Residentes de aldeias próximas estão animados, se preocupados.

“Os estudos que foram feitos não foram em colaboração com a comuna de Ngueniene”, disse Pape Massamba Thiaw, conselheiro municipal e presidente da comissão de juventude para Ngueniene.

Ele está preocupado com a desconexão entre a cultura ocidental e senegalesa, com o impacto no meio ambiente e com a possibilidade de os hotéis mais pequenos nas proximidades se dobrarem, disse ele.

Ele também quer ter a certeza que os jovens senegaleses vão trabalhar em escritórios, e não apenas na construção ou recolha de lixo.

“Eu não quero que sejamos apenas trabalhadores diurnos”. Temos que estar entre os gestores”, disse ele.

Martin disse que a KE International assegurará que os empreiteiros destinem 90% dos empregos aos locais e construirá faculdades para treinar os locais em novas habilidades.

Embora Martin tenha dito que foram feitos estudos de impacto ambiental e social, Thiaw disse que nenhum estudo envolveu a comunidade ou foi compartilhado com os líderes locais.

O chefe da Companhia de Desenvolvimento e Promoção das Zonas Costeiras e Turísticas do Senegal (SAPCO), a agência estatal que lidera o projecto, disse que os estudos ainda estavam em curso.

“Uma vez que o projecto não é 100% liderado pela comuna de Ngueniene, é provável que haja receios e preocupações com ele”, disse Thiaw à Fundação Thomson Reuters.

“Até agora não houve problemas. Os problemas surgirão no momento em que suas promessas não forem cumpridas”

Uma pedra marca o local onde Akon City será construída em Mbodiene, Senegal, em 14 de novembro de 2020. Thomson Reuters Foundation/Nellie Peyton

DIREITOS DA TERRA

As terras destinadas à Cidade de Akon, uma extensão entre a estrada e o oceano, já não podem ser cultivadas, pois são pesadas com argila e água salgada, disse o prefeito Ndao.
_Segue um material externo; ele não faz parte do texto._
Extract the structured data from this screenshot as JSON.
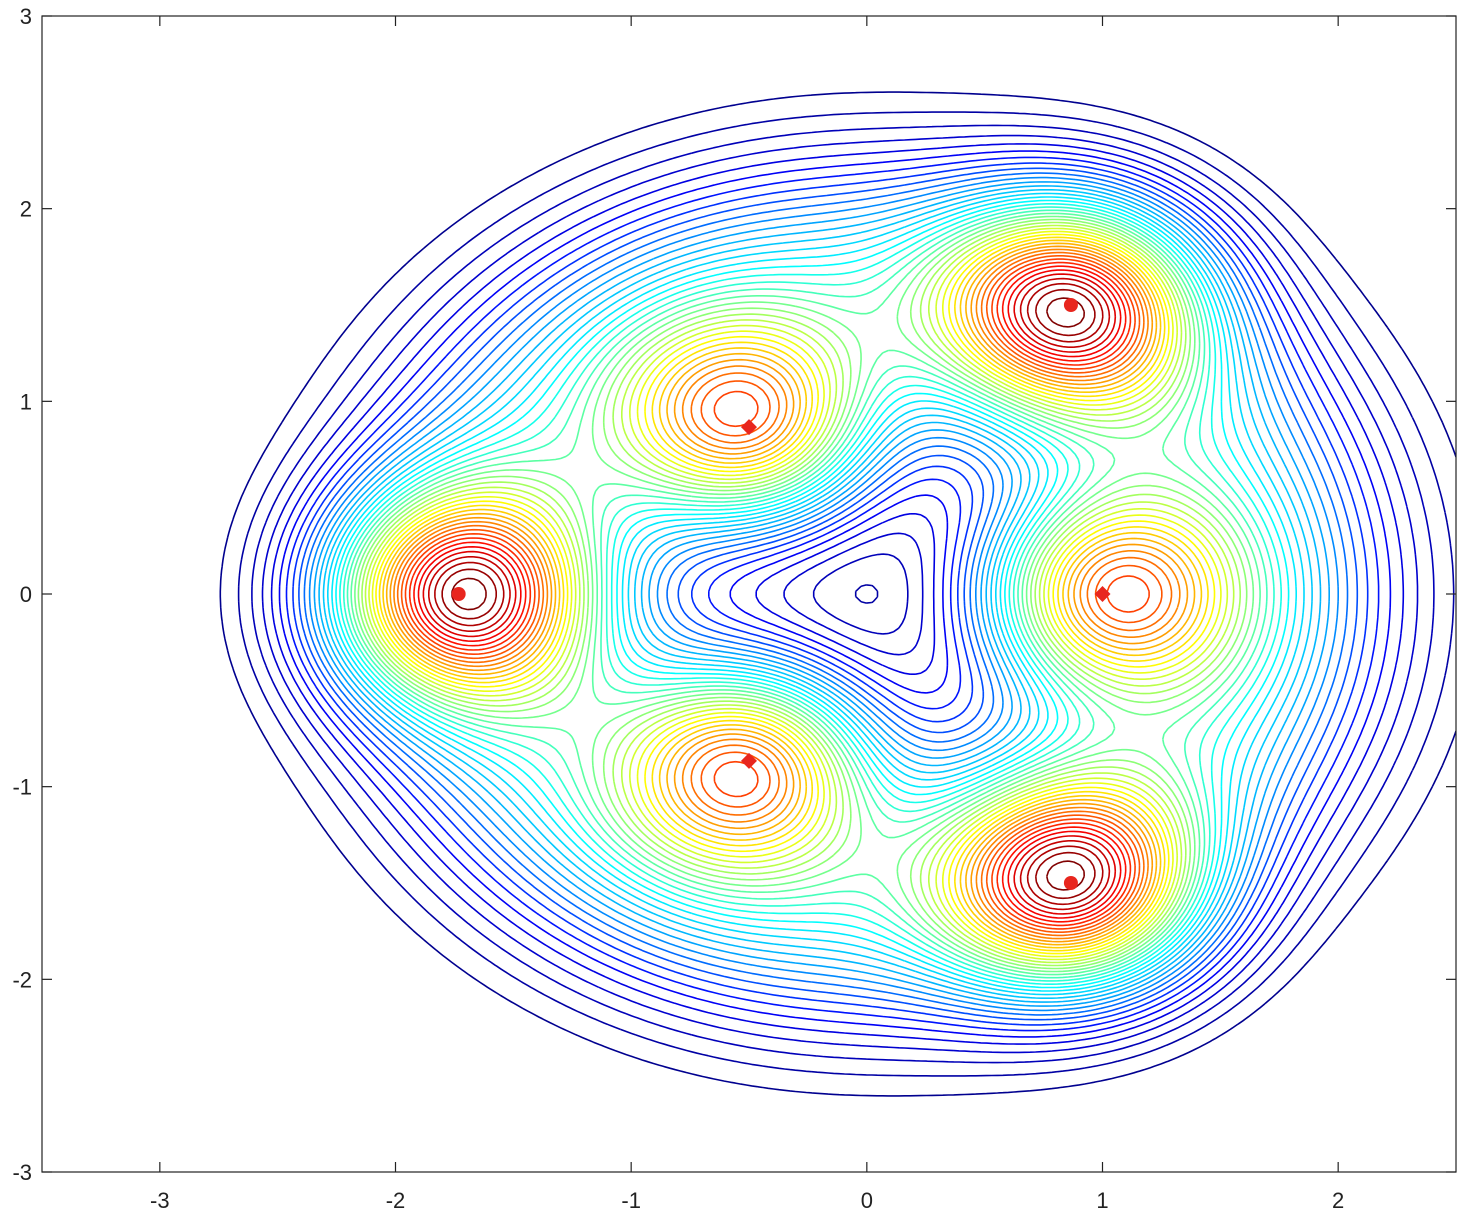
{
  "chart_data": {
    "type": "contour",
    "title": "",
    "xlabel": "",
    "ylabel": "",
    "xlim": [
      -3.5,
      2.5
    ],
    "ylim": [
      -3,
      3
    ],
    "xticks": [
      -3,
      -2,
      -1,
      0,
      1,
      2
    ],
    "yticks": [
      -3,
      -2,
      -1,
      0,
      1,
      2,
      3
    ],
    "xtick_labels": [
      "-3",
      "-2",
      "-1",
      "0",
      "1",
      "2"
    ],
    "ytick_labels": [
      "-3",
      "-2",
      "-1",
      "0",
      "1",
      "2",
      "3"
    ],
    "colormap": [
      "#00008f",
      "#0000ff",
      "#00a0ff",
      "#00ffff",
      "#80ff80",
      "#ffff00",
      "#ff8000",
      "#ff0000",
      "#800000"
    ],
    "marker_color": "#e8261e",
    "markers": [
      {
        "x": -1.732,
        "y": 0,
        "shape": "circle"
      },
      {
        "x": 0.866,
        "y": 1.5,
        "shape": "circle"
      },
      {
        "x": 0.866,
        "y": -1.5,
        "shape": "circle"
      },
      {
        "x": -0.5,
        "y": 0.866,
        "shape": "diamond"
      },
      {
        "x": -0.5,
        "y": -0.866,
        "shape": "diamond"
      },
      {
        "x": 1,
        "y": 0,
        "shape": "diamond"
      }
    ]
  }
}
Em 2009 foi cedida ao estado, para futuro desenvolvimento turístico pelo SAPCO. Mas muitos dos aldeões que deviam compensação nunca foram pagos, disseram fontes do governo.

De acordo com documentos vistos pela Fundação Thomson Reuters, o governo declarou em 2014 que 1,8 bilhões de francos CFA ($3.35 milhões) era devido a 385 pessoas para um total de 504 hectares em Mbodiene e 110 hectares na vizinha Pointe Sarene.

Um funcionário do governo local, não autorizado a falar sobre o assunto, disse que um pouco menos da metade do dinheiro foi pago.

“Nós pagamos uma parte em torno de Pointe Sarene. Tentamos priorizar para que os moradores de Mbodiene sejam pagos”, disse Aliou Sow, diretor-geral da SAPCO, acrescentando que os pagamentos estão “em processo de regularização”.

A primeira fase da cidade de Akon será construída em 55 hectares, disse Bakri, mas o plano a longo prazo é usar todos os 504 hectares em Mbodiene. Até agora um acordo com a SAPCO só foi finalizado para os 55 hectares, disse ele.

KE Internacional, cujo site diz que a cidade estará localizada em 2.000 hectares (800 hectares), recusou-se a comentar a questão da compensação aos antigos proprietários de terras.

Interessado pelo projecto, o capítulo senegalês da Transparência Internacional escreveu ao ministro do Turismo em Setembro a pedir esclarecimentos sobre o regime accionista, os direitos de propriedade, os estudos de impacto e mais.

Numa resposta escrita partilhada pelo grupo da sociedade civil, o ministro Alioune Sarr não forneceu pormenores mas disse que o projecto “obedecerá às leis e regulamentos do Senegal”.

Como os planos são realistas, o arquiteto Bakri disse que projeta em antecipação a novas tecnologias e invenções que ele acredita que pousarão em 25 anos – incluindo carros voadores.

“Se isso estivesse acontecendo em Dubai você diria, está bem, essa é uma nova fase da arquitetura”, disse ele.

“Por que não na África?”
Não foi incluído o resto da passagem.